Na visão do gestor, o choque atual mexe com expectativas no curto prazo, mas reforça um vetor que, para o fundo, já estava colocado: o mercado opera com “excedente estrutural”, e a discussão relevante passa a ser o efeito de uma reorganização da oferta no horizonte adiante.
Por que o ASA segue vendido em petróleo
Sze sustenta que o preço já carrega um cenário de excesso de oferta e que o evento venezuelano não altera essa base. “Nossa tese se baseia no fato de que o mercado já opera com um excedente estrutural e o evento atual, embora disruptivo no curto prazo, reforça uma perspectiva de choque de oferta no médio prazo”, afirmou.
O argumento central é que nem toda crise geopolítica reduz capacidade produtiva. Ele diferencia conflitos que atingem infraestrutura de episódios que podem destravar produção.
“Diferente de conflitos que destroem infraestrutura, a intervenção sinaliza uma gestão direta das maiores reservas do mundo por petroleiras americanas, com foco em restaurar a produção e injetar bilhões para destravar a capacidade ociosa”, disse.
Esse ponto conversa com relatos de que empresas e tradings disputam espaço na exportação do petróleo venezuelano sob novo arranjo político, com discussões envolvendo volumes relevantes estocados e planos de retomada de investimentos. Reuters+1
O gatilho do curto prazo: 50 milhões de barris e o “choque imediato”
Na leitura do ASA, um dado específico ajuda a explicar por que o mercado ainda está “processando” o tema: a informação de que a Venezuela enviaria até 50 milhões de barris aos EUA.
“Prova disso é o anúncio de que a Venezuela enviará até 50 milhões de barris de petróleo para os EUA, o equivalente a cerca de 50 dias de produção do país, representando um choque de oferta imediato que o mercado ainda está processando”, afirmou Sze.
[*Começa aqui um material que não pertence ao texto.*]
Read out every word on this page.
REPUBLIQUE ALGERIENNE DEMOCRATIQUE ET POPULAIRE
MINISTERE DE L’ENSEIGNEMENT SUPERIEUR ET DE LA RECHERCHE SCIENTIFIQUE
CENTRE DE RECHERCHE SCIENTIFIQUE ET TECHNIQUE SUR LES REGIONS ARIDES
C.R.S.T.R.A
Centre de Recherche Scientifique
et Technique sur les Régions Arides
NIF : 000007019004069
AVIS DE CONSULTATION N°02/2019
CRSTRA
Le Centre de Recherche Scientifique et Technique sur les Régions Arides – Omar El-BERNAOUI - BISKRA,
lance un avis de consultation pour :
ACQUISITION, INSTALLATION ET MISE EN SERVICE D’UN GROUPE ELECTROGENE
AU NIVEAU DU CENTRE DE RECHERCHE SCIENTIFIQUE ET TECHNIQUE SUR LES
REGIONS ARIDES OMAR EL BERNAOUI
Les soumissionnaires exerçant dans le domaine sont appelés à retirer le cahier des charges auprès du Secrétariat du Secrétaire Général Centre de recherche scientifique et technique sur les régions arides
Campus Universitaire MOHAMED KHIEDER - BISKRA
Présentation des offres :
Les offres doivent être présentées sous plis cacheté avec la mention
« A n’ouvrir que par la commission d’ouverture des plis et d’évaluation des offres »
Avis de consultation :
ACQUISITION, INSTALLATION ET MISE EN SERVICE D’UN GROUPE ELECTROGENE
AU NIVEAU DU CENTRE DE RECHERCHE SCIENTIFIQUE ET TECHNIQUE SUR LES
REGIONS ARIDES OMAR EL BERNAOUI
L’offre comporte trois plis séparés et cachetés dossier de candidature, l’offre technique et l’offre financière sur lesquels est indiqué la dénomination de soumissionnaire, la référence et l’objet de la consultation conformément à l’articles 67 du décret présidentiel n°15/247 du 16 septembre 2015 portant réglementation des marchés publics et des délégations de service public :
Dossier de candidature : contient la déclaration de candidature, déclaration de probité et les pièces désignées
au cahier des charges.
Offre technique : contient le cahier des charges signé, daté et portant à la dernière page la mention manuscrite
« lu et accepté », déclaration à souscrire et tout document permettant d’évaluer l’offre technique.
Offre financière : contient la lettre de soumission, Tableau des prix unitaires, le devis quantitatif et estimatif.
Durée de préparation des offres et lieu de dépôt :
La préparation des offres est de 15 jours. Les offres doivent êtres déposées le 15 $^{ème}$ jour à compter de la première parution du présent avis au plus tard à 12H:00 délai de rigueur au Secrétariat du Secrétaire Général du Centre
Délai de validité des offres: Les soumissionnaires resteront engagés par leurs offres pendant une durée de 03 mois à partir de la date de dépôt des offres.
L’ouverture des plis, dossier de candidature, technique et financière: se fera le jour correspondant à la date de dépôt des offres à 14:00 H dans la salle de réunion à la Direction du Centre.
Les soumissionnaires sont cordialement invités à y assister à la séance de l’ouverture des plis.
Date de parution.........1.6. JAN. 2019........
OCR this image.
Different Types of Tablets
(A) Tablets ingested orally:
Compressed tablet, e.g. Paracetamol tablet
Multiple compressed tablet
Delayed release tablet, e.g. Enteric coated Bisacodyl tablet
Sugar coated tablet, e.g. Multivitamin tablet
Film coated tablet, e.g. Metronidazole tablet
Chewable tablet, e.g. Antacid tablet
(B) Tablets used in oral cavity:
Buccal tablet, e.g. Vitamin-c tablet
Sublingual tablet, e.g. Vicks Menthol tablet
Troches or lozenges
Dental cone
Agências e veículos internacionais reportaram negociações e planos envolvendo volumes na casa de dezenas de milhões de barris, com discussão sobre estoques da PDVSA e canais de venda sob coordenação norte-americana.
Para o gestor, esse volume muda o eixo do debate: em vez de “falta de petróleo”, cresce a probabilidade de fluxo adicional chegar ao mercado, ainda que com execução gradual e desafios operacionais.
Spreads, posições vendidas e o que o ASA lê no termômetro do mercado
O ASA também chama atenção para o posicionamento. “Com as posições vendidas em patamares recordes e os spreads indicando um aumento de produtividade global, acreditamos que qualquer repique nos preços será passageiro”, disse Sze.
Dessa forma, em termos de dinâmica de mercado, o gestor sugere que repiques podem ocorrer por ajustes técnicos e de proteção. “Servirá apenas para ajustar distorções de hedge, mantendo a tendência de queda do petróleo diante de uma oferta futura muito mais robusta”, afirmou.
Sendo assim, a lógica é simples: quando o mercado está muito posicionado de um lado, movimentos de curto prazo podem refletir desmontagem e recomposição de proteção, sem necessariamente mudar o vetor principal que, na tese do fundo, é ditado por oferta.
O que muda para o investidor com a Venezuela no centro do radar
Para quem acompanha petróleo, a análise do ASA propõe uma inversão de pergunta. Em vez de olhar apenas para o risco geopolítico como sinônimo de alta, o investidor passa a medir se a crise pode reorganizar investimentos e ampliar produção, e em que velocidade.
Relatos recentes também apontam que a indústria venezuelana opera abaixo do potencial há anos, por uma combinação de subinvestimento, questões de gestão e sanções, o que torna a agenda de reconstrução um tema relevante quando há sinalização de capital e governança operacional.
No recorte do ASA, o petróleo da Venezuela segue sendo um tema de manchete, mas a aposta do fundo está no que vem depois da manchete: capacidade ociosa sendo reativada, fluxo adicional ao mercado e preços encontrando um patamar mais baixo à medida que a oferta se materializa.
Em suma, Sze resume a postura do fundo sem rodeios: “Qualquer repique” tende a ser “passageiro”. Portanto, para o ASA, o petróleo da Venezuela continua mais ligado a oferta futura do que a um choque duradouro de escassez.